A mulher deve, sim, viver sua condição estética e laboral sem que isso seja uma contradição. Não podemos negar esse direito a mulheres bonitas: nem as agredindo fisicamente, muito menos duvidando de sua capacidade, como fizeram seus colegas de profissão e o público. Ambas são formas de violentá-la. Tanto que a revista Época, identificando tal fato, intitulou o seu artigo de ‘A dupla agressão a Lara Logan’ (18/2). Uma agressão que, infelizmente, não é apenas masculina, mas que ganha coro na inveja feminina.

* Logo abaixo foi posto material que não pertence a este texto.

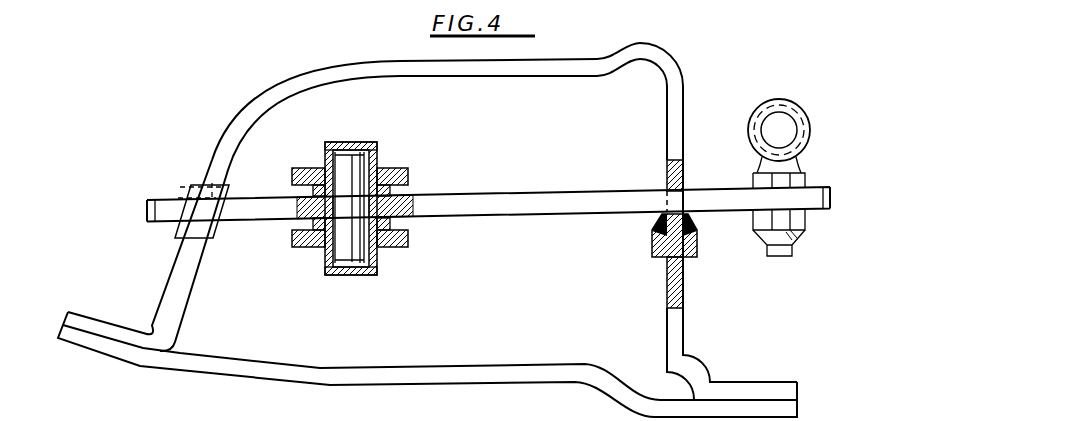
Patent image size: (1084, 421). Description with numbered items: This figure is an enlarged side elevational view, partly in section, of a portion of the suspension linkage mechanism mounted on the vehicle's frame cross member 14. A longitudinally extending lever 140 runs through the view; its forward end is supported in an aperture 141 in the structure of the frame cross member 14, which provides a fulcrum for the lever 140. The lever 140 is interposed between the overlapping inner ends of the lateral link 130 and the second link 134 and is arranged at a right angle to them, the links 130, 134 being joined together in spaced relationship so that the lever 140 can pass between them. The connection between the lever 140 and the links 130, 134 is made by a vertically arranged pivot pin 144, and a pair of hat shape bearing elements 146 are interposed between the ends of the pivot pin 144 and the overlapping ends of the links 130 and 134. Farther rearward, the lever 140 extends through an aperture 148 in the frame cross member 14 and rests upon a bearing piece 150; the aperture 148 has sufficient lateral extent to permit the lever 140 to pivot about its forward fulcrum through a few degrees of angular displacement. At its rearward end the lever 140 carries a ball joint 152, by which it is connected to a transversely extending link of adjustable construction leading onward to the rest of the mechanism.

The frame cross member 14 is at (388, 378).
The link 130 is at (410, 173).
The second link 134 is at (408, 243).
The longitudinally extending lever 140 is at (532, 197).
The aperture 141 is at (192, 184).
The pivot pin 144 is at (380, 153).
The hat shape bearing elements 146 is at (352, 143).
The aperture 148 is at (680, 186).
The bearing piece 150 is at (688, 252).
The ball joint 152 is at (797, 124).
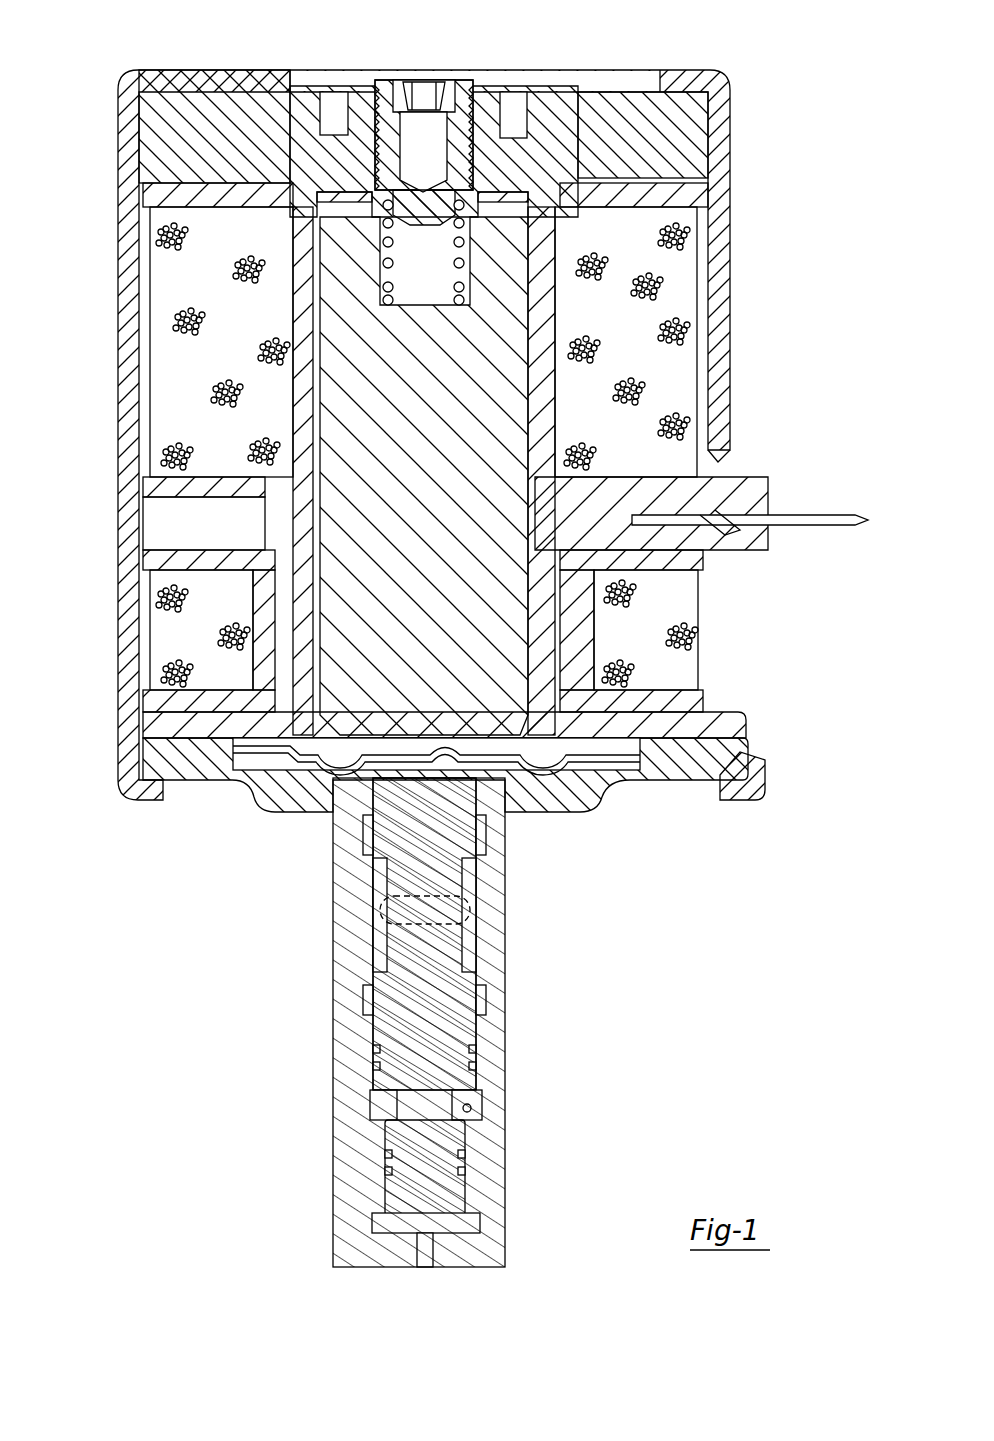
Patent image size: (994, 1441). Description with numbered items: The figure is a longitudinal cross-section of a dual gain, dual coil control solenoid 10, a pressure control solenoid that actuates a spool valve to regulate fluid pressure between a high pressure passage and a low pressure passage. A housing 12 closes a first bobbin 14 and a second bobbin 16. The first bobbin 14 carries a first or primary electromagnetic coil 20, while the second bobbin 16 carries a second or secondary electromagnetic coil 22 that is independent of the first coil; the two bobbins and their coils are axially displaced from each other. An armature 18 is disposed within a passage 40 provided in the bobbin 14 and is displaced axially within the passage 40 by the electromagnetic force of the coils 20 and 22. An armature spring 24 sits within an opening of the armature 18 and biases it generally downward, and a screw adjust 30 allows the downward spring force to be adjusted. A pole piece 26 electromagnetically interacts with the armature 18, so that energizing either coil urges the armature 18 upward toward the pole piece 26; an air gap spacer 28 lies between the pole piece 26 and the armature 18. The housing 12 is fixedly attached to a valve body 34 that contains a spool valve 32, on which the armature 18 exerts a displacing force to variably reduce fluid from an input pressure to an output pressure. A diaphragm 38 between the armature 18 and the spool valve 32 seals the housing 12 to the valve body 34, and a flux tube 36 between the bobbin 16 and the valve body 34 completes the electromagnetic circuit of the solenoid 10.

Para continuar avançando, mesmo frente as suas contraditórias conquistas, a mulher não pode esconder-se. Vitimar-se. Colocar uma burca. Para ser livre, há, sim, de se reconhecer publicamente o direito de se ser livre, por isso a importância de que as mulheres possam usufruir do seu corpo, de sua beleza e mostrá-la, sem que isso signifique que ela o ofereça ao domínio alheio. Eis, o mais importante: que ela tenha sempre o poder de gerenciar seu corpo e sua vida.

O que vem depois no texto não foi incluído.